Chemical Forums
Chemistry Forums for Students => Physical Chemistry Forum => Topic started by: 21385 on May 24, 2008, 01:50:58 PM
-
Calculate the ratio of the cumulative stability constants for the formation of [Fe(CN)6](3-) and [Fe(CN)6](4-) ions.
Fe3+ + 1e- => Fe2+ E3=0.772 V
[Fe(CN)6]3- + 1e- => [Fe(CN)6]2- E4=0.356 V
Here is the solution:
(https://www.chemicalforums.com/proxy.php?request=http%3A%2F%2Fi32.tinypic.com%2Fe9t5l0.jpg&hash=022749ea01fa991ed59b0d44d39798bc7d645e40)
What I don't understand is "E4=E3 + 0.059log(formation(Fe(II))/formation(Fe(III))). I understand the Nernst equation but I don't understand how it can just equate E4 with E3; they're different reactions.
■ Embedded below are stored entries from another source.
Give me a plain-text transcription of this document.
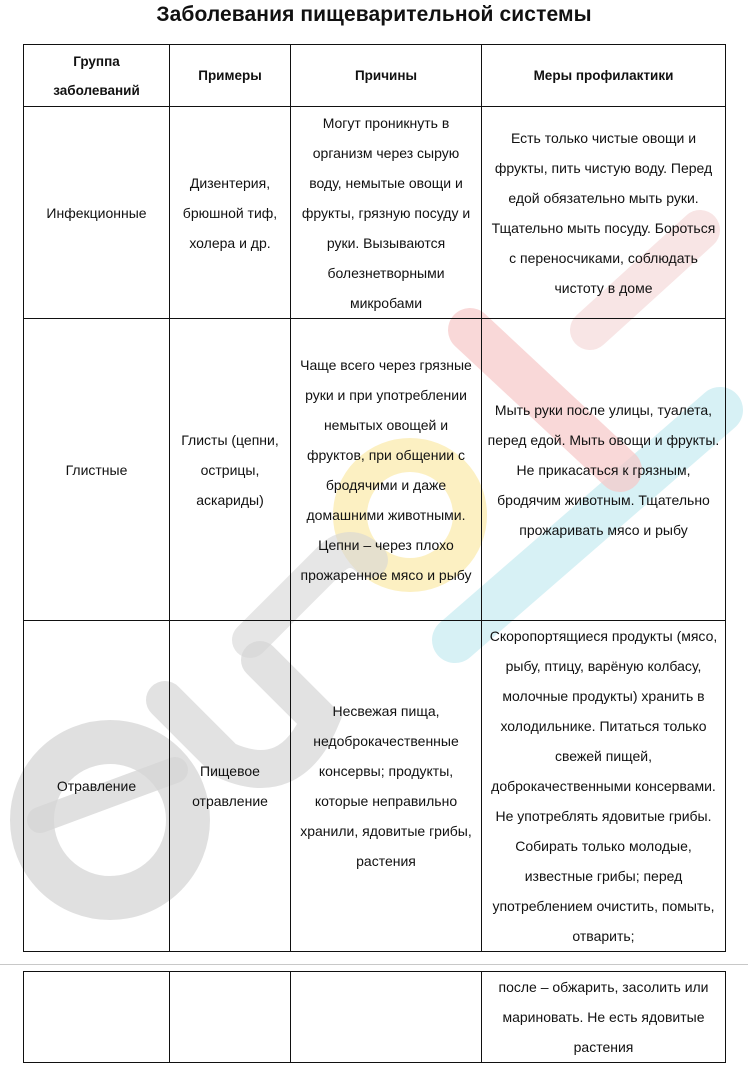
Заболевания пищеварительной системы
Группа заболеваний	Примеры	Причины	Меры профилактики
Инфекционные	Дизентерия, брюшной тиф, холера и др.	Могут проникнуть в организм через сырую воду, немытые овощи и фрукты, грязную посуду и руки. Вызываются болезнетворными микробами	Есть только чистые овощи и фрукты, пить чистую воду. Перед едой обязательно мыть руки. Тщательно мыть посуду. Бороться с переносчиками, соблюдать чистоту в доме
Глистные	Глисты (цепни, острицы, аскариды)	Чаще всего через грязные руки и при употреблении немытых овощей и фруктов, при общении с бродячими и даже домашними животными. Цепни – через плохо прожаренное мясо и рыбу	Мыть руки после улицы, туалета, перед едой. Мыть овощи и фрукты. Не прикасаться к грязным, бродячим животным. Тщательно прожаривать мясо и рыбу
Отравление	Пищевое отравление	Несвежая пища, недоброкачественные консервы; продукты, которые неправильно хранили, ядовитые грибы, растения	Скоропортящиеся продукты (мясо, рыбу, птицу, варёную колбасу, молочные продукты) хранить в холодильнике. Питаться только свежей пищей, доброкачественными консервами. Не употреблять ядовитые грибы. Собирать только молодые, известные грибы; перед употреблением очистить, помыть, отварить;
			после – обжарить, засолить или мариновать. Не есть ядовитые растения
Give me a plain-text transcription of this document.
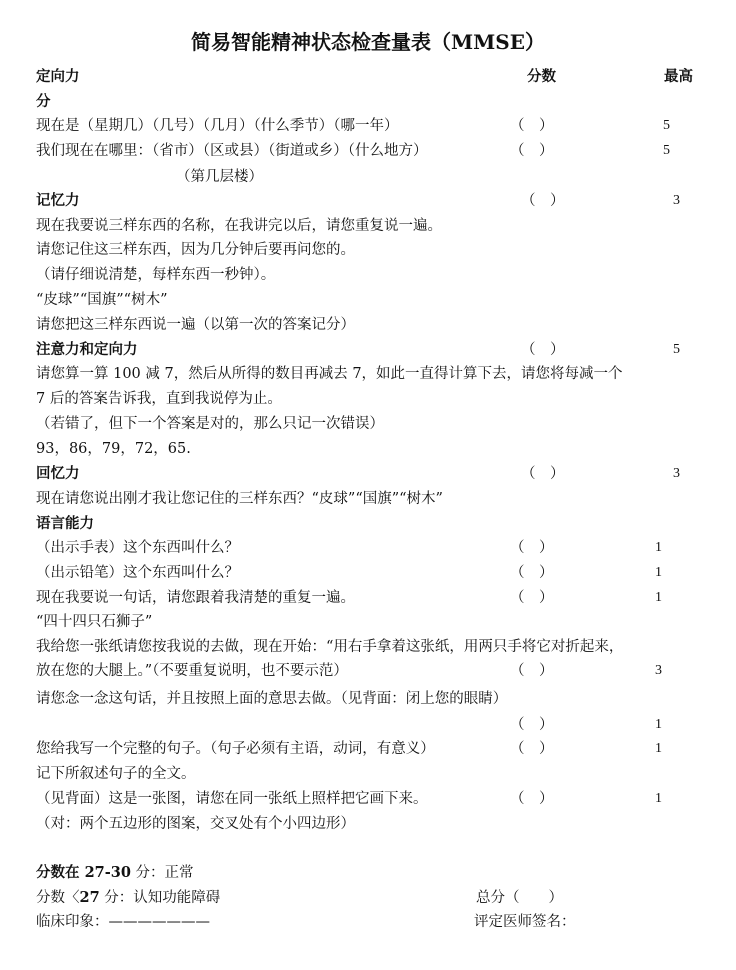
简易智能精神状态检查量表（MMSE）
定向力	分数	最高
分
现在是（星期几）（几号）（几月）（什么季节）（哪一年）	（　）	5
我们现在在哪里：（省市）（区或县）（街道或乡）（什么地方）	（　）	5
（第几层楼）
记忆力	（　）	3
现在我要说三样东西的名称，在我讲完以后，请您重复说一遍。
请您记住这三样东西，因为几分钟后要再问您的。
（请仔细说清楚，每样东西一秒钟）。
“皮球”“国旗”“树木”
请您把这三样东西说一遍（以第一次的答案记分）
注意力和定向力	（　）	5
请您算一算 100 减 7，然后从所得的数目再减去 7，如此一直得计算下去，请您将每减一个
7 后的答案告诉我，直到我说停为止。
（若错了，但下一个答案是对的，那么只记一次错误）
93，86，79，72，65.
回忆力	（　）	3
现在请您说出刚才我让您记住的三样东西？“皮球”“国旗”“树木”
语言能力
（出示手表）这个东西叫什么？	（　）	1
（出示铅笔）这个东西叫什么？	（　）	1
现在我要说一句话，请您跟着我清楚的重复一遍。	（　）	1
“四十四只石狮子”
我给您一张纸请您按我说的去做，现在开始：“用右手拿着这张纸，用两只手将它对折起来，
放在您的大腿上。”（不要重复说明，也不要示范）	（　）	3
请您念一念这句话，并且按照上面的意思去做。（见背面：闭上您的眼睛）
（　）	1
您给我写一个完整的句子。（句子必须有主语，动词，有意义）	（　）	1
记下所叙述句子的全文。
（见背面）这是一张图，请您在同一张纸上照样把它画下来。	（　）	1
（对：两个五边形的图案，交叉处有个小四边形）
分数在 27-30 分：正常
分数〈27 分：认知功能障碍	总分（　　）
临床印象：———————	评定医师签名：
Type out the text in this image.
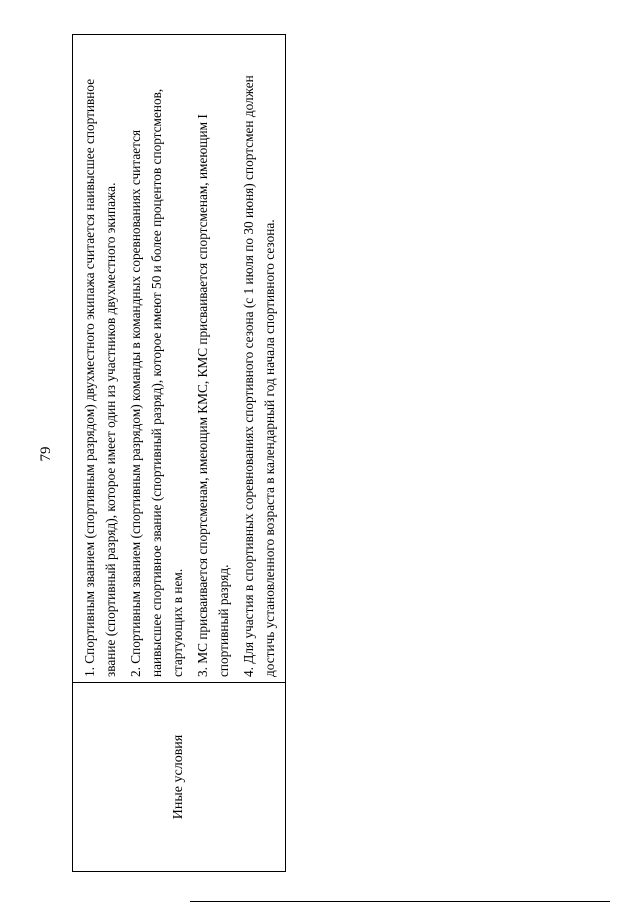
79
Иные условия

1. Спортивным званием (спортивным разрядом) двухместного экипажа считается наивысшее спортивное звание (спортивный разряд), которое имеет один из участников двухместного экипажа. 2. Спортивным званием (спортивным разрядом) команды в командных соревнованиях считается наивысшее спортивное звание (спортивный разряд), которое имеют 50 и более процентов спортсменов, стартующих в нем. 3. МС присваивается спортсменам, имеющим КМС, КМС присваивается спортсменам, имеющим I спортивный разряд. 4. Для участия в спортивных соревнованиях спортивного сезона (с 1 июля по 30 июня) спортсмен должен достичь установленного возраста в календарный год начала спортивного сезона.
Can somebody please help me? This is urgent.
Thanks a million
-
Not checked, but general guidelines that I will follow doing it will be:
Write Nernst equation for the first reaction, then solve both formation formulas for Fe(X) concentration and put these concentrations into the first Nernst equation. Now compare it with Nernst equation for the second reaction. Some expressions must be identical.
Could be I am wrong.
-
... or you can use thermochemistry.
Delta Go = - RT Ln K
Delta Go = - nFEo
Remember that G is a state function.
Fe3+ + 1e- => Fe2+ delta Go = - FE3o
Fe3+ + 6 CN- => Fe(CN)63- delta Go = -RT Ln Box
Fe2+ + 6 CN- => Fe(CN)64- delta Go = -RT Ln Bred
The target reaction :
Fe(CN)63- + e- => Fe(CN)64- delta G = - FE4o
Then it's easy to show that :
- FE4o = - FEo - RT Ln Bred + RT Ln Box
E4o = E3o + RT / F Ln (Bred / Box )